Algemeen Overleg WWZ over de Vrouwelijke Wetenschapper, impact overig WP onbekend

In het algemeen overleg Wet Werk en Zekerheid (WWZ) van 9 maart bespraken kamerlid Voortman en minister Asscher van Sociale Zaken en Werkgelegenheid de gevolgen voor de jonge vrouwelijke wetenschapper.

 

Onduidelijk is wat de impact van de WWZ is voor het overige wetenschappelijke personeel (WP), zoals postdocs, die tijdelijk ergens anders gaan werken of een part-time dienstverband aan willen gaan: kunnen zij ook langer dan 4 jaar op een tijdelijk dienstverband aangenomen worden?

 

Compilatie van het overleg op 9 maart 2016:

 

 

Update 7 April 2016: de schriftelijke reactie van minister Asscher van Sociale Zaken en Werkgelegenheid op de vragen van kamerlid Voortman: Vraag over zwangere wetenschappers en verlenging contract.

 

POSTDOCNL signaleerde eerder de volgende problemen:

  1. Een onderzoeker met een persoonlijke beurs moet voor het einde van het project de kennisinstelling verlaten, omdat het niet mogelijk is het tijdelijke contract te verlengen.
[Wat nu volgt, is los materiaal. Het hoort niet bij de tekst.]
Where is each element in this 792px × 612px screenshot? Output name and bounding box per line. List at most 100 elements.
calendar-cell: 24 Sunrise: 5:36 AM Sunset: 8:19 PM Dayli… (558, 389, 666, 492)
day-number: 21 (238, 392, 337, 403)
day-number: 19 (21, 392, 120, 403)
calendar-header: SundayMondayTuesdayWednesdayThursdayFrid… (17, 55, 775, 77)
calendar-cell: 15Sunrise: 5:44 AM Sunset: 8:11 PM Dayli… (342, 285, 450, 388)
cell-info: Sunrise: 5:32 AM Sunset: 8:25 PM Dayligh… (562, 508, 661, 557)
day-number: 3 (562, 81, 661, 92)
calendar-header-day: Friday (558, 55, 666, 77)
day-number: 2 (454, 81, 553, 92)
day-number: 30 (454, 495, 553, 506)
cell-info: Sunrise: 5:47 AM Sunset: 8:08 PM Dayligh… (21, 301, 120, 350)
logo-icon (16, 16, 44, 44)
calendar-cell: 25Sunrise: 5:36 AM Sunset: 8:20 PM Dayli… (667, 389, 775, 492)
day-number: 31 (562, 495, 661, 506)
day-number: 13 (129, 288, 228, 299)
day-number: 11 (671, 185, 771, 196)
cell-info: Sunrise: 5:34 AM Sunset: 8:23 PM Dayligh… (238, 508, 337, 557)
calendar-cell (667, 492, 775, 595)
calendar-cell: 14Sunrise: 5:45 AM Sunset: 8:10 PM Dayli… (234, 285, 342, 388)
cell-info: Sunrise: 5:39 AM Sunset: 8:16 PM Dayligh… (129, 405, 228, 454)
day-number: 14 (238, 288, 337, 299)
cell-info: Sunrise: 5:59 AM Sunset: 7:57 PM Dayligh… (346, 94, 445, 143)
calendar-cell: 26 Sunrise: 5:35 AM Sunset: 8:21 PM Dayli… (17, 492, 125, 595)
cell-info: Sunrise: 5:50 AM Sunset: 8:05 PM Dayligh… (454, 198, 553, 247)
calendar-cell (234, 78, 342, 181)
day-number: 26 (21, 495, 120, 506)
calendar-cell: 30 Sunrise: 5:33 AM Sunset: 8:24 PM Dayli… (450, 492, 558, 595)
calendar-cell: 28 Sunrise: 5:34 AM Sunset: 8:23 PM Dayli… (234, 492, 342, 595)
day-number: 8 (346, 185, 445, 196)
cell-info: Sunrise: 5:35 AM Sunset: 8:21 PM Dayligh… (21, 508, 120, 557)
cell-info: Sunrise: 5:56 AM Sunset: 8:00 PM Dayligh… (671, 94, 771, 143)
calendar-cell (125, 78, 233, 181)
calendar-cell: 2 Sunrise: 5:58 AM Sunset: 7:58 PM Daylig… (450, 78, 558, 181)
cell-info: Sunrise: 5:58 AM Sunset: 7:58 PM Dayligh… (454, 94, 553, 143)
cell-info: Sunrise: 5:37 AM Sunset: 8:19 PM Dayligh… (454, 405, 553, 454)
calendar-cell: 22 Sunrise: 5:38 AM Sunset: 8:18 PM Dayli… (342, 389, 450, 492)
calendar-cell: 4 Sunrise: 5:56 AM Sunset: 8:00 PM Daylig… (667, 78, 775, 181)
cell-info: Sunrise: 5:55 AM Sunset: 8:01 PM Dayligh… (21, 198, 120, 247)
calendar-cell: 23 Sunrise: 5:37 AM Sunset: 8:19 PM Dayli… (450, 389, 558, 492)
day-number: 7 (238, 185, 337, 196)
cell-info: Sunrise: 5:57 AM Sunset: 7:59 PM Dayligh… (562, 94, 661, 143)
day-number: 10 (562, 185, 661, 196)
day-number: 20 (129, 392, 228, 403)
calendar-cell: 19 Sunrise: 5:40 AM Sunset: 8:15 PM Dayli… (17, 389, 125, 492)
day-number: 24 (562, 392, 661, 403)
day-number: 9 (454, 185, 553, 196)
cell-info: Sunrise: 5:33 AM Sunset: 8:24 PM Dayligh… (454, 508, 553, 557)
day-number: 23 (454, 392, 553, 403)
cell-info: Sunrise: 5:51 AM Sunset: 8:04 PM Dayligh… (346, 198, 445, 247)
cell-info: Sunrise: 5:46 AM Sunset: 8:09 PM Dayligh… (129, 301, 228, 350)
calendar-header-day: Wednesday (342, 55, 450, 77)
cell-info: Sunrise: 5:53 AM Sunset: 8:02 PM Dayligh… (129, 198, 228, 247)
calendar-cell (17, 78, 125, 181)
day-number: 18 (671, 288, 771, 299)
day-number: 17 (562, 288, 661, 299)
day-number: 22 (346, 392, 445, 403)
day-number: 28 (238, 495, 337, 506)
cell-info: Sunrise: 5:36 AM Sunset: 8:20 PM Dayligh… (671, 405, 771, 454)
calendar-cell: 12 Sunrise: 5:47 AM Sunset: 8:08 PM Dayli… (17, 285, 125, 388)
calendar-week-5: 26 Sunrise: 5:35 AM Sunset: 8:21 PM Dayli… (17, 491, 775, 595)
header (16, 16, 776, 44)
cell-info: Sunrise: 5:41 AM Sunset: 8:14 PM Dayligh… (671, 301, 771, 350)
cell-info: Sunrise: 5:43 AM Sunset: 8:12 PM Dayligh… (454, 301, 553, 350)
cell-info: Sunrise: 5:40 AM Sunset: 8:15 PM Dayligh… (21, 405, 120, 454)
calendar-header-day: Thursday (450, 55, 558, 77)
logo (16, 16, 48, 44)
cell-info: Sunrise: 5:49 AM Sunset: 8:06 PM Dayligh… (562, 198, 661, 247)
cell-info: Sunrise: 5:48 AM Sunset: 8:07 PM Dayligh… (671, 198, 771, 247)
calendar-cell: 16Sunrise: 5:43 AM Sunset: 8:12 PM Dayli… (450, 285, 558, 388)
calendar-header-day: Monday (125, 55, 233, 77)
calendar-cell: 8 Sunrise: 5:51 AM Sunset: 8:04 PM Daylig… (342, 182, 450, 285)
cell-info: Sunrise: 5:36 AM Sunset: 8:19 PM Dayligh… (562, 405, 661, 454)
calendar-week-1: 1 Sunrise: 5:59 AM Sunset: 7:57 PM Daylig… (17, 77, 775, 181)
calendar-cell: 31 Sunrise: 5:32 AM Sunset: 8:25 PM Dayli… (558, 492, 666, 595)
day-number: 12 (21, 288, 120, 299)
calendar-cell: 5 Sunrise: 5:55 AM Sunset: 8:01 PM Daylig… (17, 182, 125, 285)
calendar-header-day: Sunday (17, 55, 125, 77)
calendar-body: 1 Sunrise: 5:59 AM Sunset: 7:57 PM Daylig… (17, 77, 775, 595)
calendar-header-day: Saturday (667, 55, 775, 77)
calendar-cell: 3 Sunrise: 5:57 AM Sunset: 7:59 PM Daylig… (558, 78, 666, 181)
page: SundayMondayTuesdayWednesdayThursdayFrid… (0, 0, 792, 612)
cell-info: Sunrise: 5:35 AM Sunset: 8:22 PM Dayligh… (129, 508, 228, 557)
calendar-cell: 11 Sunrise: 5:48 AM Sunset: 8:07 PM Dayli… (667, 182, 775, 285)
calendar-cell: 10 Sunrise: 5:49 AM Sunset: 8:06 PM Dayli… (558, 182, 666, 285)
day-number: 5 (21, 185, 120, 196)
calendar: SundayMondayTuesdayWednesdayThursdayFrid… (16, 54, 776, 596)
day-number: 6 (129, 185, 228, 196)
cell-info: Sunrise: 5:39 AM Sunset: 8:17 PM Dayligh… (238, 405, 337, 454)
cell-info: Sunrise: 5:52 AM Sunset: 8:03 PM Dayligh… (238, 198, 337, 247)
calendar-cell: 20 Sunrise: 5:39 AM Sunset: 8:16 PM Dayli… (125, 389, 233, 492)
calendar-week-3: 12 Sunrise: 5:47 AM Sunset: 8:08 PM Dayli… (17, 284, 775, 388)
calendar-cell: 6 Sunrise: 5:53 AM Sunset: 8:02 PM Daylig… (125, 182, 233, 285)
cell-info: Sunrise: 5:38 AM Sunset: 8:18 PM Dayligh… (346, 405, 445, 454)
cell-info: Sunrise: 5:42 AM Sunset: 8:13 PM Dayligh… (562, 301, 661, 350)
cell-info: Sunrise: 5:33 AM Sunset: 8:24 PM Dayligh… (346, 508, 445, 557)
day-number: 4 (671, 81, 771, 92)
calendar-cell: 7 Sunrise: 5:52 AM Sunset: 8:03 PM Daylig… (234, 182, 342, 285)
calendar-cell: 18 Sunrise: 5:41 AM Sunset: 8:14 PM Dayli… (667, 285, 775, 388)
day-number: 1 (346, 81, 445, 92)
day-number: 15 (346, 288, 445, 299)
Dit is niet alleen een persoonlijk drama, ook de promovendi die door de betreffende laureaat worden begeleid ondervinden hiervan grote problemen.
  2. Een vrouwelijke onderzoeker met een persoonlijke beurs kan na een zwangerschapsverlof van 16 weken niet de volledige 16 weken verlenging van de eenmalige tijdelijke aanstelling krijgen, omdat de maximale verlenging slechts 3 maanden bedraagt. Eenzelfde obstakel doet zich voor als een onderzoeker om een andere reden het contract wil verlengen, als bijvoorbeeld subsidie is verworven om een aantal maanden kennis op doen aan een ander instituut, of als er (om familieomstandigheden) een wijziging naar deeltijd werken wordt doorgevoerd.
  3. Capabele wetenschappers maar ook ondersteunend personeel zoals research analisten, worden na twee jaar ‘vervangen’, omdat een langer tijdelijk contract niet mogelijk is. Dit heeft nadelige gevolgen voor de efficiëntie en kwaliteit van de wetenschap.
  4. Wanneer een onderzoeker reeds werkzaam aan de kennisinstelling op een tijdelijke aanstelling een persoonlijke beurs ontvangt, moet deze eerder ingaan dan ideaal, om overschrijding van de vier jaar te voorkomen.
  5. Onderzoekers kunnen enerzijds geen vast contract krijgen en worden ‘gedwongen’ voor een periode van 6 maanden geen contract te hebben bij hun kennisinstelling. Anderzijds kan het publiceren van belangrijke wetenschappelijke bevindingen in de competitieve wetenschappelijke wereld niet 6 maanden wachten. Het gevolg is dat onderzoekers ‘illegaal’ voor een periode van 6 maanden onbetaald doorwerken.
  6. Onderzoekers krijgen het aanbod tot een iets langer contract, wanneer zij een extra contract ondertekenen waarin zij afzien van de transitievergoeding.

POSTDOCNL hoort het graag indien bovenstaande stellingen weerlegt kunnen worden, daarnaast denkt POSTDOCNL graag mee over oplossingen en ziet het liefst een wetgeving die rekening houdt met het projectmatige werken in de wetenschap.